Изменить размер шрифта - +
<…>

Хотя мой отец был еще мальчиком, когда скончался его дедушка, влияние Джона Дойла было определяющим. Призрачная рука традиции коснулась процесса становления личности. И оттого нам следует обратить особое внимание на Джона Дойла. Уже более столетия минуло с тех пор, как личность художника, скрывшегося за загадочным псевдонимом «НВ», была предметом жарких споров в обществе, но документы, имеющиеся в моем распоряжении, помогут освежить потускневшую картину. В двадцатых годах прошлого века объявился гений, чьи анонимные карикатуры настолько захватили внимание публики, что их появление в книжных лавках или витринах издателей сопровождалось длиннющими очередями — это повторилось семьдесят лет спустя, когда стали появляться произведения его внука. В дело были замешаны крупные политические деятели. Как на автора этих карикатур молва, в частности, указывала на Хейдона, который благородно отклонил это предположение словами: «Но ведь он гений». И в то время как «инкогнито» оставалось неразгаданным, ирландский художник Джон Дойл невозмутимо продолжал выставлять свои картины в Королевской академии. Тридцать лет спустя, когда он позволил приподнять завесу тайны, более 900 его рисунков, собранных и переданных князем Меттернихом, находились уже в Британском музее, а еще за три или четыре листа правительство уплатило 1000 гиней. Скульптурный портрет, созданный Кристофером Муром в 1849 году, дает представление не только о его величественном облике, но и о той таинственности, что окружала загадку «НВ». Вращаясь в кругу Байрона, Скотта и Шеридана, он покинул общество, когда решил, что «великая эра» уходит в прошлое. Очень немногие, среди которых выделяются Милле, Теккерей, Росетти и Ландсир, были вхожи, как друзья его сыновей, в дом № 17 по Кембридж-террас, но, как вспоминает Льюис Ласк, «эти замкнутые Дойлы не жаловали вторжений из внешнего мира».

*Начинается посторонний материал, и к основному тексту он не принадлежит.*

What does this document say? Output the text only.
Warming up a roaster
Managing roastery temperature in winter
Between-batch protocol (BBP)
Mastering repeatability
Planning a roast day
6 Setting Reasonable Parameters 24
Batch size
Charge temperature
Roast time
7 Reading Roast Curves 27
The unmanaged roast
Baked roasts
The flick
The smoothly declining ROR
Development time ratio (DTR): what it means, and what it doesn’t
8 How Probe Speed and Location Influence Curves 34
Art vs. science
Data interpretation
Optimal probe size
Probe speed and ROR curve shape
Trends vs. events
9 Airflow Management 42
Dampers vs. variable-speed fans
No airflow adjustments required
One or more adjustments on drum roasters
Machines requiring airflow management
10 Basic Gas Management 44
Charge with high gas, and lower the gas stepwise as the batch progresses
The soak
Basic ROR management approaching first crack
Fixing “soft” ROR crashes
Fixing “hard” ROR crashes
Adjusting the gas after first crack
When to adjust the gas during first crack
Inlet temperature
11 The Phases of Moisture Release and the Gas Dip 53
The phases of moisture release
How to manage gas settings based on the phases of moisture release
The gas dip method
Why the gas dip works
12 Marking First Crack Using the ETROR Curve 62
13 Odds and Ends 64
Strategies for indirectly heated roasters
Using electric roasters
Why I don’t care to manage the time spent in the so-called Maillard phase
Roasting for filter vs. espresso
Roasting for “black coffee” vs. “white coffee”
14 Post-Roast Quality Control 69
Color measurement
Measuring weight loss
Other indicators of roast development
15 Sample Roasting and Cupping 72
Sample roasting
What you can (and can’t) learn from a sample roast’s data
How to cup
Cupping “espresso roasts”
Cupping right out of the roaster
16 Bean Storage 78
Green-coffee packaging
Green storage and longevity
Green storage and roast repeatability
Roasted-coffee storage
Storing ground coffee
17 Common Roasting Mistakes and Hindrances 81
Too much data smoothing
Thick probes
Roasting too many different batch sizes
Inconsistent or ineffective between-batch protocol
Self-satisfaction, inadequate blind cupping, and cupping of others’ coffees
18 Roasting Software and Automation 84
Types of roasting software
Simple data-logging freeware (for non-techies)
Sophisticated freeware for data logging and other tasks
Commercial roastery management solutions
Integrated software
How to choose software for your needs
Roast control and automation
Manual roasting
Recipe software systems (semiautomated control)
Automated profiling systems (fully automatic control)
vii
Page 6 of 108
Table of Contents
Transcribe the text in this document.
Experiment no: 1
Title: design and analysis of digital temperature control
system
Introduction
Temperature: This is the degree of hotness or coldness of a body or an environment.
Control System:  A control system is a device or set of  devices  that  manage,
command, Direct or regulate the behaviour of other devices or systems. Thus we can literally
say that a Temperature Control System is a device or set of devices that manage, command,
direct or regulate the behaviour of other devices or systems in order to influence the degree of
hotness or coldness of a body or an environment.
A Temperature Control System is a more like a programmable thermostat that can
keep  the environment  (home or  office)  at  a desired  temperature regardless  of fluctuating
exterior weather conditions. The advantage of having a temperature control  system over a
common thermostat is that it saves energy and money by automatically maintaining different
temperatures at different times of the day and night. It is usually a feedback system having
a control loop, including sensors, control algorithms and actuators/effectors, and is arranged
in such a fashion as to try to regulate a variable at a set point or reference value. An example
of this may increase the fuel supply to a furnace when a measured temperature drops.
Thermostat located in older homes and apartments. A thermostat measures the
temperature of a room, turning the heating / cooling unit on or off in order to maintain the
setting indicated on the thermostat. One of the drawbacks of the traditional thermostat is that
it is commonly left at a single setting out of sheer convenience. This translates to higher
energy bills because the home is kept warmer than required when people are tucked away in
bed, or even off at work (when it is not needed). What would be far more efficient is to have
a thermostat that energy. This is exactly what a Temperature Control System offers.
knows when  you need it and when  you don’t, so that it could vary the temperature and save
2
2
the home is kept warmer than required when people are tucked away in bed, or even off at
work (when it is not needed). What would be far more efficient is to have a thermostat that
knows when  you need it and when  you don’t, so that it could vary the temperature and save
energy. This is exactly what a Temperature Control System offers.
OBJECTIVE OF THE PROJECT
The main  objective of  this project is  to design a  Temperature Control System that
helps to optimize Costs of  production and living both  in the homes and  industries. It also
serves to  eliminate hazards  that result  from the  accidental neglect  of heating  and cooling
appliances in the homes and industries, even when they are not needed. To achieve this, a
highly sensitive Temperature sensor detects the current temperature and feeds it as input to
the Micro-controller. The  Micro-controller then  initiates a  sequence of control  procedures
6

Под его покровительством (а о нем отзывались, как о натуре весьма властной) четверо его сыновей встали на путь, приведший их к славе, и появление Артура Дойла воспринималось просто как появление пригодного материала для третьего поколения художников. Однако своенравная Судьба приладила к его кисти перо, и его «живопись» выразилась в ярких картинах «Белого отряда», живости «Родни Стоуна» и в бессмертном образе детектива. Получая по десять шиллингов за слово, «непослушный» сын стал самым высокооплачиваемым автором в мире.

Тех, чье знание о моем отце сводится к Холмсу, к спортивным победам или служению спиритизму, может удивить, что детство сэра Найджела и обстановка, его окружавшая, почти в точности списана с детства самого Конан Дойла. Единственное различие состоит во времени и месте действия, каковое из древней обители его предков превратилось в скромное жилище на Либертон-бэнк. Воспитание Конан Дойла было столь основополагающим и значительным, что заслуживает более подробного описания.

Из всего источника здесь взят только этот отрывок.